The second group is the nature lovers wanting to grow in understanding and appreciating the natural world. Gardeners, farmers, or simply anyone interested in gardening will find this book helpful in expanding as well as being able to identify each smell for what it is. Sometimes, our lack of precise vocabulary can hinder learning. Everyone knows what it means to be "pungent." Yet, what are the levels of describing aromatic smells? This book equips one to grow in this precision and descriptive ability.
The third group is the spiritual person who wants to make associations between nature and the supernatural. In the realm of spirituality, chapter 12 of the book makes reference to the "spirit of koh-do," which is the Japanese way of incense that connects listening to smell. It reminds me of the way the Eastern and Western churches use incense in worship rituals to bless, to venerate, and to sanctify the place.
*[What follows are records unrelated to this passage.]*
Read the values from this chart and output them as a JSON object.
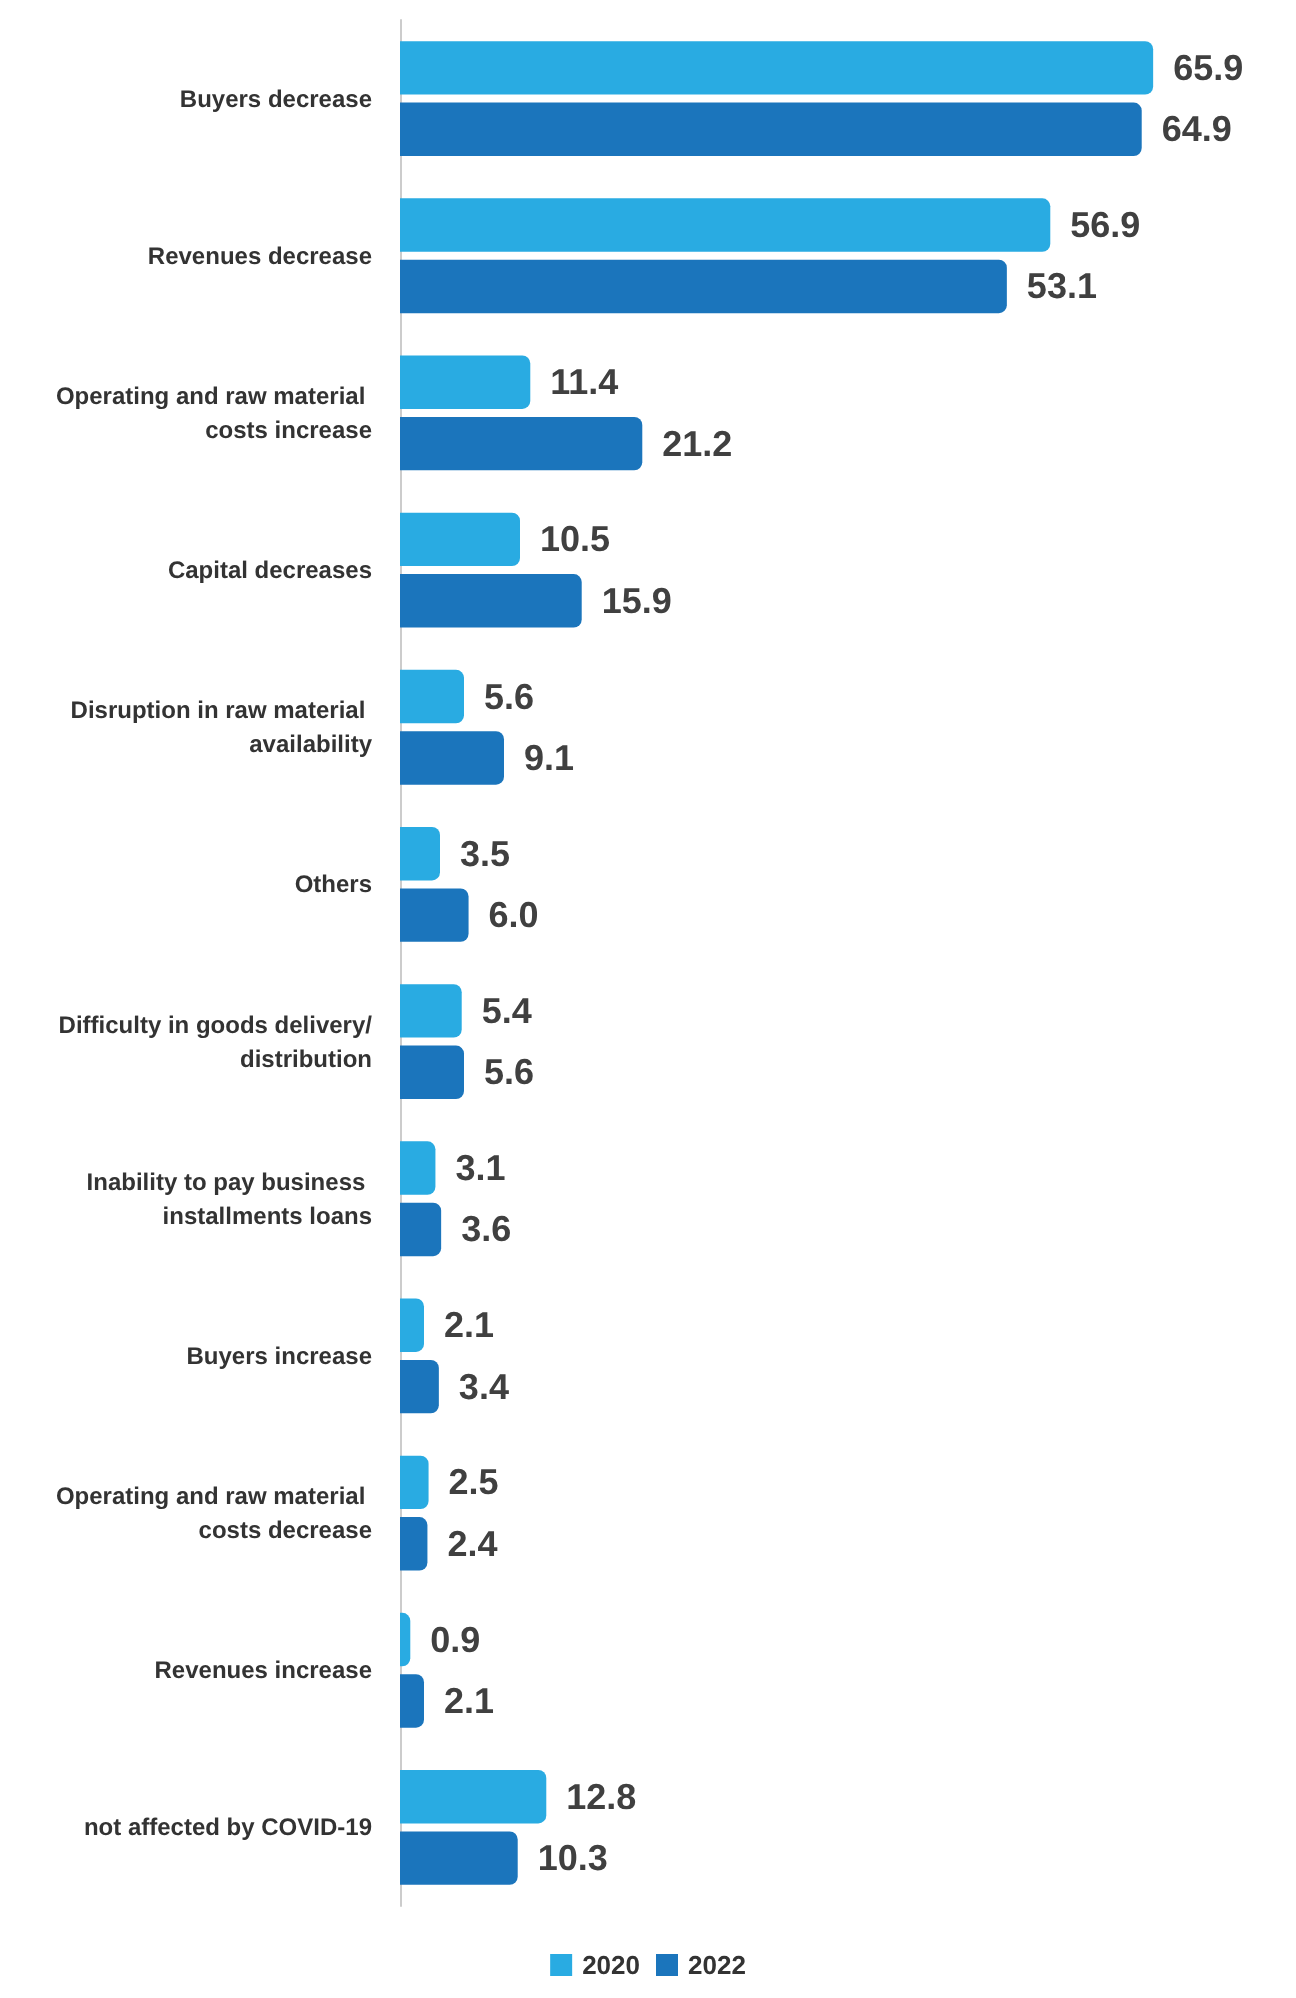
{
  "chart_data": {
    "type": "bar",
    "orientation": "horizontal",
    "legend": "bottom",
    "categories": [
      "Buyers decrease",
      "Revenues decrease",
      "Operating and raw material costs increase",
      "Capital decreases",
      "Disruption in raw material availability",
      "Others",
      "Difficulty in goods delivery/distribution",
      "Inability to pay business installments loans",
      "Buyers increase",
      "Operating and raw material costs decrease",
      "Revenues increase",
      "not affected by COVID-19"
    ],
    "series": [
      {
        "name": "2020",
        "color": "#29abe2",
        "values": [
          65.9,
          56.9,
          11.4,
          10.5,
          5.6,
          3.5,
          5.4,
          3.1,
          2.1,
          2.5,
          0.9,
          12.8
        ],
        "value_labels": [
          "65.9",
          "56.9",
          "11.4",
          "10.5",
          "5.6",
          "3.5",
          "5.4",
          "3.1",
          "2.1",
          "2.5",
          "0.9",
          "12.8"
        ]
      },
      {
        "name": "2022",
        "color": "#1b75bc",
        "values": [
          64.9,
          53.1,
          21.2,
          15.9,
          9.1,
          6.0,
          5.6,
          3.6,
          3.4,
          2.4,
          2.1,
          10.3
        ],
        "value_labels": [
          "64.9",
          "53.1",
          "21.2",
          "15.9",
          "9.1",
          "6.0",
          "5.6",
          "3.6",
          "3.4",
          "2.4",
          "2.1",
          "10.3"
        ]
      }
    ]
  }
}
The Bible has made references to many aromatic herbs such as myrrh, aloes, cassia, nard, and praises to God be as incense like in Psalm 141:2
" May my prayer be set before you like incense; may the lifting up of my hands be like the evening sacrifice."
Wonderful and "scent"-sational book.
Rating: 4.5 stars of 5.
This book is provided to me courtesy of Jessica Kingsley Publishers and NetGalley in exchange for an honest review. All opinions offered above are mine unless otherwise stated or implied.